Soudain un mec vient se planter devant moi, il a l'air un peu plus vieux que moi, je dirais qu'il a 19 ou 20 ans, il est habillé bizarrement un peu à la Marilyn Manson, le maquillage en moins. Bon peut-être pas Marilyn Manson, mais un peu un genre de Johnny Depp dans Cry Baby, ouais c'est beaucoup plus ressemblant. En gros c'est une espèce de mec bizarre, mais il était plutôt sexy, un petit air de badboy. Pourquoi je pense à ça ? Ce n'est pas le moment, y'a une espèce de pervers qui est planté devant moi et je le trouve sexy, ça y est c'est clair je touche le fond.

- Salut miss, dis-moi si je te dérange mais je voulais te parler un peu.

Il me balance ça comme si c'était normal, comme si j'allais lui répondre tout sourire " Salut beau gosse, bien sur assied-toi je t'en prie", non mais sérieux, il doit avoir vu ma photo passer et il se dit qu'il a une chance... quel connard. Je commence à me lever pour m'en aller, il me fait carrément flipper ce mec, en plus on est en octobre, il est 18 heures, bref il commence à faire nuit et je flippe.

- En fait ce n'est pas la première fois que je te vois dans ce parc tu sais, t'es toujours assise là, avec tes vieux bouquins poussiéreux, tu me fais pitié alors je me disais que je pouvais peut-être t'aider.

Il est vraiment bizarre ce mec, je ne l'ai jamais vu, pourtant vu son style je ne vois pas comment j'ai pu le rater, avec ses fringues bizarres. Je continue d'avancer.

- Je vois, mademoiselle n'est pas d'humeur.

Chouette, un harceleur, avec un peu de chance il va vouloir me voler mon téléphone, me casser la gueule... pire ? Pourquoi j'imagine toujours les pires scénarios ? Je me retourne et fait volte-face.

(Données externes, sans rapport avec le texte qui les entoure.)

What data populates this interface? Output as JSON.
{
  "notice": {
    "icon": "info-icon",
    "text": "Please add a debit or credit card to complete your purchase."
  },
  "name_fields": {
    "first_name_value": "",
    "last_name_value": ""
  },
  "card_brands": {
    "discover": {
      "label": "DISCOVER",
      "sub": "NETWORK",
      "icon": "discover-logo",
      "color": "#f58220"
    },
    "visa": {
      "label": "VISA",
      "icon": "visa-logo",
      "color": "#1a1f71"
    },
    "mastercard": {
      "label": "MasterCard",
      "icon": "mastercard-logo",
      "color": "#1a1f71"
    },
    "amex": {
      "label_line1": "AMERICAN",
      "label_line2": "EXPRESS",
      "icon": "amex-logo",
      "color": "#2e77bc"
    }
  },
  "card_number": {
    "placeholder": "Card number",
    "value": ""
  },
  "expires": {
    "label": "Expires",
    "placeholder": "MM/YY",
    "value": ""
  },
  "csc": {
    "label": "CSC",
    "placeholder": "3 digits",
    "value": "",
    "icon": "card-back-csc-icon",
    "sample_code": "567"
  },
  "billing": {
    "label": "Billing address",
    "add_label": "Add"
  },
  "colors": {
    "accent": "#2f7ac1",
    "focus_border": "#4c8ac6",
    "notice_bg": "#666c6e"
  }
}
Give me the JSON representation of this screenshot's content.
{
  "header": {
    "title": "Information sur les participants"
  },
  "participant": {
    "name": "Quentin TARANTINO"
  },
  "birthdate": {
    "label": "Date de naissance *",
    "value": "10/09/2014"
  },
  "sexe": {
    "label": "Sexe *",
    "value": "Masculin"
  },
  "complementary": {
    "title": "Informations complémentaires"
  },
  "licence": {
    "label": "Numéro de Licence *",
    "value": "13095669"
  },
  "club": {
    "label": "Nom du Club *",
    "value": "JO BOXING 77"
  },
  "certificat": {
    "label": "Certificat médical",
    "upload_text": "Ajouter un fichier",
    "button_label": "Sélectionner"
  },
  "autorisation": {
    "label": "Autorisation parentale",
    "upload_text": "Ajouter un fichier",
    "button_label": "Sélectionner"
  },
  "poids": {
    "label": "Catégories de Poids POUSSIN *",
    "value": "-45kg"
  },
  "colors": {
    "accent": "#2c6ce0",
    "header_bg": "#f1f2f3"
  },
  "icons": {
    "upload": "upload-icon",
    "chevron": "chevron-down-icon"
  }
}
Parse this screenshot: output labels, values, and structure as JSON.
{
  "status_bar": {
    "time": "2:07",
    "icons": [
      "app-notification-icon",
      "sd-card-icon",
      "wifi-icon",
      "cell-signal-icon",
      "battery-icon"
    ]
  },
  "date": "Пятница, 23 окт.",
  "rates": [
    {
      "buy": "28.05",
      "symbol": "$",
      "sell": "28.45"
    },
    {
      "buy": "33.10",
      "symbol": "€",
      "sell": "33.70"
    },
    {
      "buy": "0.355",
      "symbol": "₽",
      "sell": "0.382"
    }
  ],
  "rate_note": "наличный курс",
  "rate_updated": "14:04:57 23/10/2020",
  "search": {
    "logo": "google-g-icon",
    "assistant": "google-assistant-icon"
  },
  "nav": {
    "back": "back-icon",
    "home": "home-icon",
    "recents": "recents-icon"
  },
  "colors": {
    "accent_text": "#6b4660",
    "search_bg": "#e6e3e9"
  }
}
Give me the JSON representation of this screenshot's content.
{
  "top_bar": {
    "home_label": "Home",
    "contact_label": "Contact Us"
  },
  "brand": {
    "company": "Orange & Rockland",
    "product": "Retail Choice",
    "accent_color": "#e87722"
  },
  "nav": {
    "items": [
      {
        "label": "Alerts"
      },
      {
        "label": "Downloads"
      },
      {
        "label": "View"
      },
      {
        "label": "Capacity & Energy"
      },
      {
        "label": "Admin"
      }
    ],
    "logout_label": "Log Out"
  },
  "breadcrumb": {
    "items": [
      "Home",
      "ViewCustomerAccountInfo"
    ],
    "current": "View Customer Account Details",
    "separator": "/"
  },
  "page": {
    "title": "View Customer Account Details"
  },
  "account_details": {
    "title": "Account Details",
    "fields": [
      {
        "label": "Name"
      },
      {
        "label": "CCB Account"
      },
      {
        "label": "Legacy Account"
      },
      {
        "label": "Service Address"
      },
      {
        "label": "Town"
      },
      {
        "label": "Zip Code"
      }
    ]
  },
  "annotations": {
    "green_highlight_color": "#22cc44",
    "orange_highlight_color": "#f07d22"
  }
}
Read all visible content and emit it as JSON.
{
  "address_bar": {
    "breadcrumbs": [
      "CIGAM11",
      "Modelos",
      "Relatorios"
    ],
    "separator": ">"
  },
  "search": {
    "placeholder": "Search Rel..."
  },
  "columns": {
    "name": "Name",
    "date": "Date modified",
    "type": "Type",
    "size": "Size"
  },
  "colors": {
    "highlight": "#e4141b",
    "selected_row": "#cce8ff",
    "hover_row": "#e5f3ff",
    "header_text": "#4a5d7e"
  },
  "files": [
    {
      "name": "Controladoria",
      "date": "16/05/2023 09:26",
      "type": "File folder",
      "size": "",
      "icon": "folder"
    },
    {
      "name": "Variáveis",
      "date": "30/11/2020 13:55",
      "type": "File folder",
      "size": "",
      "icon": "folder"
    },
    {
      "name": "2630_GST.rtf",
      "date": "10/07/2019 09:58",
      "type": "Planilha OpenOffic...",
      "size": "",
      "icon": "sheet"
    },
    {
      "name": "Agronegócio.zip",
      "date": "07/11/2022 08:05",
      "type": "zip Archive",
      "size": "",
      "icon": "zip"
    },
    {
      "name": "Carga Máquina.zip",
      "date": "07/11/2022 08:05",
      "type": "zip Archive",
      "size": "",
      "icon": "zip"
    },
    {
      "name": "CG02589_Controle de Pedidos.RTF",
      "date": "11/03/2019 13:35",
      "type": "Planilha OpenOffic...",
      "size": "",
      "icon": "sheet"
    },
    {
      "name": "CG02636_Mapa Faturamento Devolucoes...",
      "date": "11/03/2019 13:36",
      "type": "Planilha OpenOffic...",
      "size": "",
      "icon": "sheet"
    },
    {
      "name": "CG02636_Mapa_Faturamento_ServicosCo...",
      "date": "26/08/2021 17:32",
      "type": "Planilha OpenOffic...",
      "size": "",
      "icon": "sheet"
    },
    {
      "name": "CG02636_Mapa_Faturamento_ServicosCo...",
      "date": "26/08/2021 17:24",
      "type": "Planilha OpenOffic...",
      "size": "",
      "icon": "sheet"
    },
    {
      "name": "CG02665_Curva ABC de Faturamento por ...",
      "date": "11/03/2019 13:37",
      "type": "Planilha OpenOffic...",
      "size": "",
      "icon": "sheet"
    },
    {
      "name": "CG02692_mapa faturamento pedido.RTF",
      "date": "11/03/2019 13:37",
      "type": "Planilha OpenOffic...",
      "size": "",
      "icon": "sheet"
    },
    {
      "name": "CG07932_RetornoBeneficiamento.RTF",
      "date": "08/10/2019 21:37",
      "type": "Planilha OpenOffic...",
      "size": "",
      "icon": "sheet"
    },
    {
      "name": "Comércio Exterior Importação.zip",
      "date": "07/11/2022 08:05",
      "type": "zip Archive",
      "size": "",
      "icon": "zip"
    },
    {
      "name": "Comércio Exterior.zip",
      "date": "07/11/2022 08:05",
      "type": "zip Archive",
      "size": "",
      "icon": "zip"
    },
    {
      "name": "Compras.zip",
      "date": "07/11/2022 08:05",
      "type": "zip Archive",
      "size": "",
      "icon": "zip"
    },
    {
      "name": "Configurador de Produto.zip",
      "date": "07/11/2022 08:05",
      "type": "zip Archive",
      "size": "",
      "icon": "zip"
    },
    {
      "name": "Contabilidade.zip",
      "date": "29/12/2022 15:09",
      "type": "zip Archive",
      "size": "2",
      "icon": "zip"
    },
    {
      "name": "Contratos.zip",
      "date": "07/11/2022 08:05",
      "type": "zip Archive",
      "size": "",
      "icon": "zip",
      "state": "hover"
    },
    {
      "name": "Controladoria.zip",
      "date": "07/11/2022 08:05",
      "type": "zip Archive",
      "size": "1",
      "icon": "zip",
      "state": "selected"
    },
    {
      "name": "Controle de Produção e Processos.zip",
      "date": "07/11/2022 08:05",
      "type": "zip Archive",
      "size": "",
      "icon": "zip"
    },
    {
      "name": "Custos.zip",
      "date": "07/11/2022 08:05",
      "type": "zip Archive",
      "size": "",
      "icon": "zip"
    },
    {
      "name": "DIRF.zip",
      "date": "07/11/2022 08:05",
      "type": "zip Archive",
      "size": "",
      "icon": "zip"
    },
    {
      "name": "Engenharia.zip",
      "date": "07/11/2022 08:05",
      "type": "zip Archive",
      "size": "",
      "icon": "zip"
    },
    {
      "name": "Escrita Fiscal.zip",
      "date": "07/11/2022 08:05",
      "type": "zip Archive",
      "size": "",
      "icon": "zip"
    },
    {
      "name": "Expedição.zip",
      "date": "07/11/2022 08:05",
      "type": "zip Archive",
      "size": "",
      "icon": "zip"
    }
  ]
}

- "Mademoiselle" n'a pas envie de parler avec des espèces de psychopathes qui l'espionnent et qui la suive depuis plusieurs semaines.

Je lui retourne le dos, et je continue de marcher, putain pourquoi j'ai dit ça ? Si c'est un harceleur je suis morte.

- Je m'appelle Adam, psychopathe c'est plutôt après trois ou quatre whisky-coca.

Il est drôle en plus, mais il me fait flipper.

- Mademoiselle Victor Hugo c'est ça ?

Je m'arrête et me retourne vers lui, j'ai laissé mon livre par terre et il l'a dans la main.

- Hannah.

Je lui balance sèchement en tendant la main pour récupérer mon livre. Il le met dans son dos... immature, c'est le pompon. Je vois qu'il n'a pas l'air décidé à me rendre mon livre, tant pis, je ne veux pas de problèmes, je fais demi-tour et marche d'un pas plus soutenu. Putain c'est qui ce pauvre mec ? Pourquoi il me parle et pourquoi ça fait deux mois qu'il m'espionne, je suis sûre que c'est un pervers qui a vu mes photos... Je sens qu'il me suit, j'accélère, je cours pendant au moins deux cent mètres avant de me retourner, il est plus là. Tant pis pour le livre, je vais rentrer.